Однажды после ужина Добрынин подошел к Вершинину и, набравшись решимости, предложил ему эту свою идею.
— Никифорову?! — чуть ли не вскричал возмущенный Вершинин, тут же перестав улыбаться. — Ему-то за что? А мне, мне кто памятник поставит? Кто мне хотя бы спасибо скажет за все, что я делаю? Мне хоть одну грамоту дали, хоть звание ударника? А?!
Добрынин испугался, что инженер спятил; он сначала отошел от раскричавшегося не на шутку выпускника кулибинского училища,а потом и вовсе скорыми шагами ушел к себе в домик и еще изнутри слышал, как Вершинин риторически спрашивал о чем-то и жаловался на что-то.
После этого зарекся Добрынин даже думать о Вершинине, хотя, конечно, не думать о нем время от времени не мог. Особенно когда узнал от капитана, что конструирует инженер новую форму искусственного метеорита, какую-то многогранную форму.
Вскоре первые отлитые образцы уже появились на рабочих столах цеха доводки. Были все эти заготовки одного размера, с хороший херсонский арбуз, и имели сотни шестиугольных граней, каждая из которых, однако, не была ровной. Тут уж пришлось глухонемым работать почти без перерывов. Необъяснимым казалось рвение, с которым принялись рабочие за новые заготовки. Уже и сам Добрынин думал: не пойти ли помочь им. Может, от жалости думал, а может, заразился от них верой в неминуемый успех этого важного дела. Но, надо сказать, не пошел. Ему и так хватало теперь работы. Приходилось осматривать каждую грань законченной заготовки, и практически на каждом метеорите находил он заусеницы или неровности, и тогда уже сам, взяв в руки напильник, доводил метеориты окончательно до идеально правильной формы.
Время шло. Ковинька варил борщ и жарил свинину. Капитан слушал американский голос. Полковник Ефимов время от времени звонил капитану и начинал расспрашивать о своем бывшем поваре, но всякий раз бросал трубку, когда капитан начинал рассказывать, что повар нынче готовит.
Изменилось за одну ночь направление ветра, и уже на следующий день небо заволокло темными тяжелыми тучами. Но ни дождя, ни снега не было.
В среду утром Медведев выдал всем жителям Высоты Н. по шинели. Шинели были одного размера и в принципе подошли всем, кроме Светланы. Но Светлана не растерялась — взяла ножницы, укоротила шинель сантиметров на двадцать, а потом и рукава подрезала.
Днем в среду очередной раз пришли солдаты с Высоты Ж. Они принесли заказанные поваром Ковинькой продукты и почту. А с собой унесли готовые к запуску четыре граненых метеорита, уложив их по два в добротный холщовый мешок.

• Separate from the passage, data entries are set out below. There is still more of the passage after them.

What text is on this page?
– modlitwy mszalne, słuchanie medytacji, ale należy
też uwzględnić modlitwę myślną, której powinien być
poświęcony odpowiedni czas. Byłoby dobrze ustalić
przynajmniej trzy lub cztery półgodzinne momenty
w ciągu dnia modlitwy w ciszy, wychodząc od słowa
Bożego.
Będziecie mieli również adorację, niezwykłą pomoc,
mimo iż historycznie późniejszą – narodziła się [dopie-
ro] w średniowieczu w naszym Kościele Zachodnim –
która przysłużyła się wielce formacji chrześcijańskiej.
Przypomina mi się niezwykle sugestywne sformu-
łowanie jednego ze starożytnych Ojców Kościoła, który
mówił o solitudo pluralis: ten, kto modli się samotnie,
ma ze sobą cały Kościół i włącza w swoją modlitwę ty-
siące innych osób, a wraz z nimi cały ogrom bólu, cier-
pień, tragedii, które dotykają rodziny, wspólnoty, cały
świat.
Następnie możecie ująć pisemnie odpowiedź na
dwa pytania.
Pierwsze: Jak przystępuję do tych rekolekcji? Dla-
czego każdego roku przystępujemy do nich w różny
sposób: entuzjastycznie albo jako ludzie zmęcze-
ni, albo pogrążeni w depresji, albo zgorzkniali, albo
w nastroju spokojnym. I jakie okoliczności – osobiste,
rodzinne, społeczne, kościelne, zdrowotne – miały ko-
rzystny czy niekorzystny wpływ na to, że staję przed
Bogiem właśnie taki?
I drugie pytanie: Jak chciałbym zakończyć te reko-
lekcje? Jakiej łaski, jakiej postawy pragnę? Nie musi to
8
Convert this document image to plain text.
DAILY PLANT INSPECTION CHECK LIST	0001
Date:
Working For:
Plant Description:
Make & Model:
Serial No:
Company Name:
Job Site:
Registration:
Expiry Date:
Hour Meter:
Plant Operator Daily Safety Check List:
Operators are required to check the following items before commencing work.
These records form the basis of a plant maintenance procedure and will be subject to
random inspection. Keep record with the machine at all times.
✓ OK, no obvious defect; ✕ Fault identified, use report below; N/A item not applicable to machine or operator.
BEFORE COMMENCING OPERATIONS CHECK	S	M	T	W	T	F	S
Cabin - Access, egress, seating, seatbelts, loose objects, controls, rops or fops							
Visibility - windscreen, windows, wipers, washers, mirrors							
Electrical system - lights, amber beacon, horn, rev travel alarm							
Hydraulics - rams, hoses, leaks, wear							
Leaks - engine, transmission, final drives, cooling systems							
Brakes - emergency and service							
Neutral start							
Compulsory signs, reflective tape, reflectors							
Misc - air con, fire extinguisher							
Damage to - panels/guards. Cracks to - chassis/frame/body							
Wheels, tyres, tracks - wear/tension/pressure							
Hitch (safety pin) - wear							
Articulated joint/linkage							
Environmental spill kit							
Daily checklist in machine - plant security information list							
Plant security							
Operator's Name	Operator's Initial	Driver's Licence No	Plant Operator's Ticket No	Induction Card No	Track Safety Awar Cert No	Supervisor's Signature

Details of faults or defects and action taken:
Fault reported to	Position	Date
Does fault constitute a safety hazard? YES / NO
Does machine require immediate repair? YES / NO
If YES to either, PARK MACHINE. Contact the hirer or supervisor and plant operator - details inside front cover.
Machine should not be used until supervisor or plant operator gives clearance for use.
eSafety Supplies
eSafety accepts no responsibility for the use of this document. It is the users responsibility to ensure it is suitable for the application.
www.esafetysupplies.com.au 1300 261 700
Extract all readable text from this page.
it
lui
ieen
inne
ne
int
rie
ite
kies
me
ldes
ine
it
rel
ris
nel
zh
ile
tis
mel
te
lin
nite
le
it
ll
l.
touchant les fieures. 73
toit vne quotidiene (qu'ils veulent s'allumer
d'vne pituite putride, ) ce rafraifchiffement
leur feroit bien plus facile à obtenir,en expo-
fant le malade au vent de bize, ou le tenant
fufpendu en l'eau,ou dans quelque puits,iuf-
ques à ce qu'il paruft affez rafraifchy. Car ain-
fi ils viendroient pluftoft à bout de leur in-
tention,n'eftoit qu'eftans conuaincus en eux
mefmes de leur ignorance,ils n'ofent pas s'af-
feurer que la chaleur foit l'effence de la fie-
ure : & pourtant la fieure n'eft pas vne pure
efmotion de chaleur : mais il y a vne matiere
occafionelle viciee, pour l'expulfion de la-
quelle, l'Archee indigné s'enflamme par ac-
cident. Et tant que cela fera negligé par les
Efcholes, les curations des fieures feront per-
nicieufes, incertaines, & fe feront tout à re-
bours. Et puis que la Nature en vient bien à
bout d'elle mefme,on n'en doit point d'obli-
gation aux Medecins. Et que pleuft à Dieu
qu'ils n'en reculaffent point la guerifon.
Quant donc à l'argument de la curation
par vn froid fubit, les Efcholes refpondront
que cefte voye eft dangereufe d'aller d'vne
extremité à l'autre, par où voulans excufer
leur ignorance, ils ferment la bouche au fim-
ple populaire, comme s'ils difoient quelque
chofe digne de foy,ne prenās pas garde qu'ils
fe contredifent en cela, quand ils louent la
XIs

В почте оказалось несколько писем для капитана Медведева и бандероль для народного контролера.
Добрынинстрашно обрадовался бандероли. Взял ее у капитана и сразу пошел к себе в комнату. Уселся за стол, успокоился и, разорвав бечевку, развернул пакет. Внутри была книжка и письмо от Волчанова, собственно даже не письмо, а коротенькая записка о том, что шлет он по его, Добрынина, просьбе книжку стихов нового молодого поэта Евтушенко.
Добрынин взял в руки книжечку, развернул наугад где-то посередине. Прочитал несколько строк, перевернул, попробовал другое стихотворение.
И странное дело — первый раз в своей жизни не ощутил Добрынин радости от чтения стихов, первый раз стихи ему не то чтобы совсем не понравились, но оказались какими-то чужими, сухими, словно не было у них того прежнего мускула, способного заставить читателя запере-живать или даже пустить слезу, а может, мечтательно вздохнуть. Не такие были эти стихи, и тем сильнее оказалось разочарование Добрынина, так сперва обрадовавшегося. Отложил он книжку и почувствовал внутри какую-то мысленную пустоту.
Зачесались руки. Посмотрел Добрынин вокруг, словно искал что-то в комнате. И понял он, что просто необходимо ему сейчас что-то хорошее, полезное или душевное прочитать, иначе Бог его знает, что произойдет с ним.
Вспомнил он о четвертой книжке «Рассказов про Ленина», посмертном подарке товарища Тверина.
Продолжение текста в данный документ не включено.